When it comes to outdoors adventure in England, eyes usually turn to The Lake District . Situated in Cumbria, The Lake District is obviously a place known for its lakes, but it is perhaps more important to realize that it is also the highest, most mountainous region in England. All of England's land area that is above 3,000 feet is to be found there, including the highest peak in England, Scafell Pike (3,209 feet). At the heart of the district is the Lake District National Park, the largest in Britain.
Americans and Canadians in particular should keep in mind what exactly is meant by "national park" in a European country. It is not a preserved enclosure like North American parks are. Instead, it is best to think of them as being like the network of U.S. National Forests. People do live and work in The Lake District and even its national park. Indeed, all the land in the park is privately owned. The national park status merely places restrictions on what can and cannot be done in terms of developing the park, with a strong eye towards its natural preservation.
While the altitude of The Lake District 's heights might seem rather modest, the region is actually quite rugged. The lowlands are dotted with pine and oak forests and boggy moorland. The heights are steep and rocky. This combination of elements makes The Lake District one of the most popular destinations for trekkers in the UK. It is also one of the best places for aspiring rock climbers to learn their craft, and for veterans climbers to keep their skills sharp.
The Lake District is also home to some of Britain's best spelunking sites. The combination of old, abandoned mines and naturally-formed glacial caverns makes the area one of the best caving regions in the country. In addition to their merits for climbers, the heights of the Lake District also offer opportunities for para-gliders, and the striking scenery is a blessing for balloonists. The rugged terrain poses as many challenges for off-roaders as it does for hikers and climbers.
A peculiar route for hikers and cyclists is the Tea Trail. This designated route takes one through several small towns and villages, exploring tea houses and craft barn cafes at each stop. It combines breathtaking scenery with rural charm, and an opportunity to take in a nice pot of tea with some scones two or three times a day.
Finally, it would be hard to discuss outdoor activities in a place called " The Lake District " without looking at water sports.
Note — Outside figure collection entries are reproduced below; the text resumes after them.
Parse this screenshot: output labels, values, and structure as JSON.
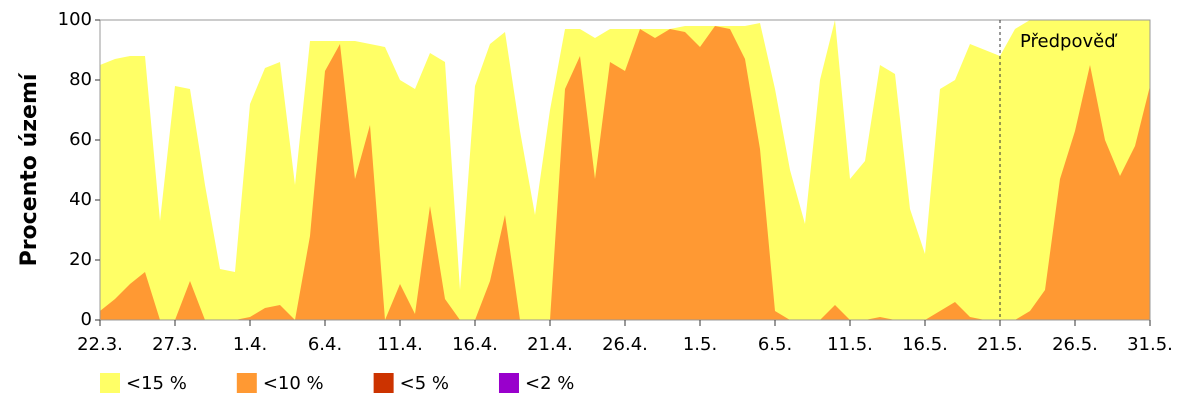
{
  "chart_data": {
    "type": "area",
    "ylabel": "Procento území",
    "categories": [
      "22.3.",
      null,
      null,
      null,
      null,
      "27.3.",
      null,
      null,
      null,
      null,
      "1.4.",
      null,
      null,
      null,
      null,
      "6.4.",
      null,
      null,
      null,
      null,
      "11.4.",
      null,
      null,
      null,
      null,
      "16.4.",
      null,
      null,
      null,
      null,
      "21.4.",
      null,
      null,
      null,
      null,
      "26.4.",
      null,
      null,
      null,
      null,
      "1.5.",
      null,
      null,
      null,
      null,
      "6.5.",
      null,
      null,
      null,
      null,
      "11.5.",
      null,
      null,
      null,
      null,
      "16.5.",
      null,
      null,
      null,
      null,
      "21.5.",
      null,
      null,
      null,
      null,
      "26.5.",
      null,
      null,
      null,
      null,
      "31.5."
    ],
    "series": [
      {
        "name": "<15 %",
        "color": "#ffff66",
        "values": [
          85,
          87,
          88,
          88,
          33,
          78,
          77,
          45,
          17,
          16,
          72,
          84,
          86,
          45,
          93,
          93,
          93,
          93,
          92,
          91,
          80,
          77,
          89,
          86,
          10,
          78,
          92,
          96,
          63,
          35,
          70,
          97,
          97,
          94,
          97,
          97,
          97,
          97,
          97,
          98,
          98,
          98,
          98,
          98,
          99,
          77,
          50,
          32,
          80,
          100,
          47,
          53,
          85,
          82,
          37,
          22,
          77,
          80,
          92,
          90,
          88,
          97,
          100,
          100,
          100,
          100,
          100,
          100,
          100,
          100,
          100
        ]
      },
      {
        "name": "<10 %",
        "color": "#ff9933",
        "values": [
          3,
          7,
          12,
          16,
          0,
          0,
          13,
          0,
          0,
          0,
          1,
          4,
          5,
          0,
          28,
          83,
          92,
          47,
          65,
          0,
          12,
          2,
          38,
          7,
          0,
          0,
          13,
          35,
          0,
          0,
          0,
          77,
          88,
          47,
          86,
          83,
          97,
          94,
          97,
          96,
          91,
          98,
          97,
          87,
          57,
          3,
          0,
          0,
          0,
          5,
          0,
          0,
          1,
          0,
          0,
          0,
          3,
          6,
          1,
          0,
          0,
          0,
          3,
          10,
          47,
          63,
          85,
          60,
          48,
          58,
          78
        ]
      },
      {
        "name": "<5 %",
        "color": "#cc3300",
        "values": [
          0,
          0,
          0,
          0,
          0,
          0,
          0,
          0,
          0,
          0,
          0,
          0,
          0,
          0,
          0,
          0,
          0,
          0,
          0,
          0,
          0,
          0,
          0,
          0,
          0,
          0,
          0,
          0,
          0,
          0,
          0,
          0,
          0,
          0,
          0,
          0,
          0,
          0,
          0,
          0,
          0,
          0,
          0,
          0,
          0,
          0,
          0,
          0,
          0,
          0,
          0,
          0,
          0,
          0,
          0,
          0,
          0,
          0,
          0,
          0,
          0,
          0,
          0,
          0,
          0,
          0,
          0,
          0,
          0,
          0,
          0
        ]
      },
      {
        "name": "<2 %",
        "color": "#9900cc",
        "values": [
          0,
          0,
          0,
          0,
          0,
          0,
          0,
          0,
          0,
          0,
          0,
          0,
          0,
          0,
          0,
          0,
          0,
          0,
          0,
          0,
          0,
          0,
          0,
          0,
          0,
          0,
          0,
          0,
          0,
          0,
          0,
          0,
          0,
          0,
          0,
          0,
          0,
          0,
          0,
          0,
          0,
          0,
          0,
          0,
          0,
          0,
          0,
          0,
          0,
          0,
          0,
          0,
          0,
          0,
          0,
          0,
          0,
          0,
          0,
          0,
          0,
          0,
          0,
          0,
          0,
          0,
          0,
          0,
          0,
          0,
          0
        ]
      }
    ],
    "annotation": {
      "text": "Předpověď",
      "at": "21.5."
    },
    "ylim": [
      0,
      100
    ],
    "yticks": [
      0,
      20,
      40,
      60,
      80,
      100
    ],
    "legend": "bottom"
  }
}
Many of the region's lakes have opportunities for renting a sailing dinghy, or learning how to handle one. There is also kayaking, canoeing, and wind-surfing on the area's waters. Also, anyone who feels up to braving the chilly waters (or putting on a wetsuit) can go for a swim. Finally, any area so renowned for its lakes and rivers will also be a magnet for anglers, and fishermen who like trout will find The Lake District especially inviting.
Of course, any of those adventure sports are liable to work up a powerful appetite, and The Lake District comes well-equipped to satisfy that. To unwind after a hard slog, there are the products of 24 microbreweries and 2 cider makers, all from The Lake District region. Most of the local pubs will be serving these equally local brews, so there won't be much trouble in finding them. The area is home to its own special variety of Cumbrian (or Cumberland) sausage. There are plenty of quaint inns and picturesque pubs for eating out, as well as fine restaurants set in 16th century country manors.
There is also plenty of history to be found in the Cumbrian fastness of the Lake District. Carlisle Castle dates from the late 11th Century, built by the son of William the Conqueror. There is also Birdoswald, a 16th Century farmhouse that sits atop a Roman fort. The sight lies very near Hadrian's Wall, and thus is something of a must-see for fans of ancient history.
There are accommodation options in the Lake District to span every taste. With so much natural beauty and outdoor adventure, there are several campgrounds and caravan parks to choose from. There are also plenty of country inns, farmhouse accommodation, and bed and breakfasts, as well as some truly interesting and quirky hostels. Finally, those who demand a certain level of luxury will find some well-appointed and highly rated hotels.
For the outdoors enthusiast, The Lake District is one of the best destinations in the U.K., and the best within England. Past those craving the great outdoors, however, the district does have a little something in its upcountry charms for everyone.